After evaluating the user journey, next you can evaluate the UI/UX of the product. This is the part of the teardown where you critique the design: what works well and what doesn't, from a usability standpoint. It helps to have a checklist or some UX heuristics as reference. Jakob Nielsen’s 10 usability heuristics are a classic guide – for example, visibility of system status, match between system and the real world, user control and freedom, consistency and standards, error prevention, etc.
As you go through the product screen by screen, take notes and screenshots. Mark the good, the bad, and the ugly. Maybe the onboarding has a delightful animation (good!), but a certain settings page is buried three clicks deep (bad). Perhaps the color scheme is pleasing and on-brand, but some text is hard to read on a small screen. These UX details are important parts of the teardown.
Tip: When you are practicing, refer this website for the different psychological factors involved using this website https://growth.design/psychology which will help in figuring out what works best.
A very good teardown will include what are the key business and product metrics of the product you have chosen, using frameworks like AARRR or GSM frameworks, where you get the L1, L2 metrics along with the North Star Metrics of the product.
By applying AARRR, you ensure your teardown covers not just the user's perspective but also the product's perspective on growth. It's a handy checklist to evaluate the business viability of the product and identify which stages are strong or weak.
Tip: AARRR stands for Acquisition, Activation, Retention, Referral, Revenue – the stages a user goes through from discovering the product to becoming a loyal, paying customer.
It’s useful to zoom out and do a quick SWOT analysis of the product – identifying its internal Strengths and Weaknesses , and external Opportunities and Threats. SWOT is a classic business framework to evaluate a company or product's competitive position, and it's a great way to summarize your teardown findings in a strategic context.
Summarizing your findings into SWOT categories provides a clear snapshot of the product’s standing. It helps you (and your readers) see the product’s situation at a glance.
Tip: When practicing please do go in depth to identify the Strengths and Weakness as well as the Opportunities and Threats such that it helps in giving the insights in the best way possible.
Finally, you should collate all your key findings into a very good summary, and if needed, list down your recommendations. After all, a product teardown isn't just about listing observations; it's about drawing insights from them. Ask yourself: What are the 3-5 most important things I learned about this product?

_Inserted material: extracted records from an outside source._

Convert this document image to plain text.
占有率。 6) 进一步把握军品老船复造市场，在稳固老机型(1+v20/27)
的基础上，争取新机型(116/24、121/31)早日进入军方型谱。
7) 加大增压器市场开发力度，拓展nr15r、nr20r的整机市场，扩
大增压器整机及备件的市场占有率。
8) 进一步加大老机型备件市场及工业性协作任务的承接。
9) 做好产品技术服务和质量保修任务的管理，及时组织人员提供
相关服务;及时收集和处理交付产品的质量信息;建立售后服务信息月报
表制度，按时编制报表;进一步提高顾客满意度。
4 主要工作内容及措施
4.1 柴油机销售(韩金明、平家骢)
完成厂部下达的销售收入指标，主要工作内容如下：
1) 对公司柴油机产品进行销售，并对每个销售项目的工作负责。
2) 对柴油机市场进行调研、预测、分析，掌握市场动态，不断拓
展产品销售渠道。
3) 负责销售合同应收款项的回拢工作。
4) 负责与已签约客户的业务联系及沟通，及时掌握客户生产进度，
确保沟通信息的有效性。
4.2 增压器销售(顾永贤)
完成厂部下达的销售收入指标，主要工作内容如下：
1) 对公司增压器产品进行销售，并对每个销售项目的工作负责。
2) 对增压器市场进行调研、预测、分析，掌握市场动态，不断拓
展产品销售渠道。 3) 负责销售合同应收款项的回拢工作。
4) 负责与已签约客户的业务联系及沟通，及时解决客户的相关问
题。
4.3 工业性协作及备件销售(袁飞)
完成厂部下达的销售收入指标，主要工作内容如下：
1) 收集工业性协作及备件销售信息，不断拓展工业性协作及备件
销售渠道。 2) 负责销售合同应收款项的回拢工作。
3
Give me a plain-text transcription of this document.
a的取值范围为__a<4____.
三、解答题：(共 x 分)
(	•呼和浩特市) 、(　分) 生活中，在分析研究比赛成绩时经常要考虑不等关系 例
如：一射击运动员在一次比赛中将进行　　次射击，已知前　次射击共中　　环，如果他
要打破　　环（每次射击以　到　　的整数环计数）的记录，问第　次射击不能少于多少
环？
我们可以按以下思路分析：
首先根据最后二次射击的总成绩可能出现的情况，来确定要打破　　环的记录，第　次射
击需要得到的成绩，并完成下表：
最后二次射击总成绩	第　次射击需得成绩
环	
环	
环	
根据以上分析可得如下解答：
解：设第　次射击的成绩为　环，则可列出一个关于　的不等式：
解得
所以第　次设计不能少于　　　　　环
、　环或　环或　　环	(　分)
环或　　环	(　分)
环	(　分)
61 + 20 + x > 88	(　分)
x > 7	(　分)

And if the product team hired you as a PM tomorrow, what would you do next based on this teardown?.
When writing recommendations, tie them back to your analysis. If you noted a weakness or threat, often the recommendation is to fix or mitigate that. If you saw an opportunity, perhaps the recommendation is to pursue it with a new feature. Be sure to also consider effort vs impact – you can note quick wins vs long-term ideas.
Tip: Post this step, double-check that your teardown met the initial goal you set.